Implementation Sketch

We can create

  • ClusterNode as a subclass of ConceptNode.
  • ClusteringNode as a new Node type
  • A MemberLink from a ClusterNode to the ClusteringNode representing the clustering that it's part of

Then we can create a MindAgent performing clustering. The MindAgent will create a ClusteringNode and retain a reference to that ClusteringNode, and then iteratively update the clustering associated with that ClusteringNode.

There should also be an EmbeddingAgent, that periodically updates the dimensional embedding pivot Atoms, thus changing the embedding based on which the ClusteringAgent does its work.

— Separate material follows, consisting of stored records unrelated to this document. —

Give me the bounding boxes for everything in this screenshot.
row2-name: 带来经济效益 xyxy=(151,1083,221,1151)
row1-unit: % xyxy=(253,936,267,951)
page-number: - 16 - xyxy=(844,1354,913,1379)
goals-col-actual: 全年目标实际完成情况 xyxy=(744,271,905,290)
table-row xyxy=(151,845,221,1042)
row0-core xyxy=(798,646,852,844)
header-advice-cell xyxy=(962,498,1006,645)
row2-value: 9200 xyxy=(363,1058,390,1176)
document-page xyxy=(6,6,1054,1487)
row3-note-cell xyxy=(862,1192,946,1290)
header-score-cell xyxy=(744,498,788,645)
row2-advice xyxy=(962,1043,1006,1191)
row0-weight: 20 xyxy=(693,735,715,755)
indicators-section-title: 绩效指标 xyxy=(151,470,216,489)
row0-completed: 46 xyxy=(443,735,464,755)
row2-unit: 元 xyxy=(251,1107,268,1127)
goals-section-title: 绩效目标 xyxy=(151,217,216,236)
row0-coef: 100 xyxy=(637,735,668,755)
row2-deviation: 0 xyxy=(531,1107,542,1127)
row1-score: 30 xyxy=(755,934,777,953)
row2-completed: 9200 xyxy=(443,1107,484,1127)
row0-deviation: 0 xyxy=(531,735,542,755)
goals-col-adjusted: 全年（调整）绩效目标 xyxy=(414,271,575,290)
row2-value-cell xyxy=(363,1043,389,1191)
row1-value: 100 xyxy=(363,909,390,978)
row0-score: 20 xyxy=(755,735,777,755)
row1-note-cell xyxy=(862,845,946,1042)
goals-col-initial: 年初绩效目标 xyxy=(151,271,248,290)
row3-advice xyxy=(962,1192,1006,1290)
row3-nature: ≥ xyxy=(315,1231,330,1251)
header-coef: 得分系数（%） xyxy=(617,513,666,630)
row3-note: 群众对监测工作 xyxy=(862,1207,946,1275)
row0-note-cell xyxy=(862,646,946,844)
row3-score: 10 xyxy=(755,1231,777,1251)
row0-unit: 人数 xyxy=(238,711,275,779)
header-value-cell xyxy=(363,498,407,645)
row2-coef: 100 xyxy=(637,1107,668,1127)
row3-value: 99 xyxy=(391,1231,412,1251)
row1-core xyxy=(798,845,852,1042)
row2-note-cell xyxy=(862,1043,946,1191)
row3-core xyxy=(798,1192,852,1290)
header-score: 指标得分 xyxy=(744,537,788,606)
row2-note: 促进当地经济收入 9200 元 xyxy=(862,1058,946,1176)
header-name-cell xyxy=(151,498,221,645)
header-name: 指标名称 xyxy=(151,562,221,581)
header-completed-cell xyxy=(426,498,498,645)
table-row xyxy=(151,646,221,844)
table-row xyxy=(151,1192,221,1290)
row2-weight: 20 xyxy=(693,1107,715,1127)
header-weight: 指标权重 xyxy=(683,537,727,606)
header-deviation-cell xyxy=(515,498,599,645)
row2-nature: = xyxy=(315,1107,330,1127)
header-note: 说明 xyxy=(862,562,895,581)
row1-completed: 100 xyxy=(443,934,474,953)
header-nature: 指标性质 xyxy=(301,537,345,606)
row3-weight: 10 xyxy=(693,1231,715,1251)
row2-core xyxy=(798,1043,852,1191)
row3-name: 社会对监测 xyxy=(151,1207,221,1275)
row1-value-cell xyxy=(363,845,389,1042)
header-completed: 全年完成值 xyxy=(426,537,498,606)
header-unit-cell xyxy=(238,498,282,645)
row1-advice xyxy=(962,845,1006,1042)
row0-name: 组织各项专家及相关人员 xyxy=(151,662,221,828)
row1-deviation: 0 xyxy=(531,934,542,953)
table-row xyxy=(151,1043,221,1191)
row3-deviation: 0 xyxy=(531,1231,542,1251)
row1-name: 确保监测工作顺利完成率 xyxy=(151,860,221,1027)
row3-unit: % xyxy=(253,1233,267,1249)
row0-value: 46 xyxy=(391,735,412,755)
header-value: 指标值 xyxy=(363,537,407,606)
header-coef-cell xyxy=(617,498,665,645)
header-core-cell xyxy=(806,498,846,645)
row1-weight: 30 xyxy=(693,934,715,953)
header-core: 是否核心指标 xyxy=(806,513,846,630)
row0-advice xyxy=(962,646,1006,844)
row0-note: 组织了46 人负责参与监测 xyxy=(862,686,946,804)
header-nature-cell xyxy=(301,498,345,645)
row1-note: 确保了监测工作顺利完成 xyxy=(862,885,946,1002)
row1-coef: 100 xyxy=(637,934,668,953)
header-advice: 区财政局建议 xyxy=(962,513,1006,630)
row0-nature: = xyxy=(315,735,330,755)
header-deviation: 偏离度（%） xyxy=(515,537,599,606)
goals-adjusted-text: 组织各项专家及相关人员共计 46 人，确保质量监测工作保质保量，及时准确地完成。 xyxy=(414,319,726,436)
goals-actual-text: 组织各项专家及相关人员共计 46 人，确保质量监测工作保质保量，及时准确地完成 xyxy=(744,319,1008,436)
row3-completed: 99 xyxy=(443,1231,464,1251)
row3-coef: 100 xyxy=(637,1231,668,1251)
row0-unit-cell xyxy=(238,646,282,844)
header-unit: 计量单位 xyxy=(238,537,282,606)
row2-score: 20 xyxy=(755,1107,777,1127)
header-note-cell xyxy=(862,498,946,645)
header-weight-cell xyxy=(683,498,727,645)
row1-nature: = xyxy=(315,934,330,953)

Actually there may be many EmbeddingAgents and ClusteringAgents operative in a given OpenCog at a given time. When creating an agent of one of these types, one should specify what Atom types it is trying to embed or cluster, and based on what type of links. If an EmbeddingAgent is asked to embed based on ConceptNodes and their SimilarityLinks, then it should create and maintain and embedding space structure labeled with the tag "ConceptNode; SimilarityLink" (note that it could also be something like "ConceptNode, WordNode; SimilarityLink, InheritanceLink", or whatever....). If a ClusteringAgent is asked to cluster based on ConceptNodes and their SimilarityLinks, then it will immediately look for an embedding space structure with the tag "ConceptNode; SimilarityLink" , and throw an error if it doesn't find one.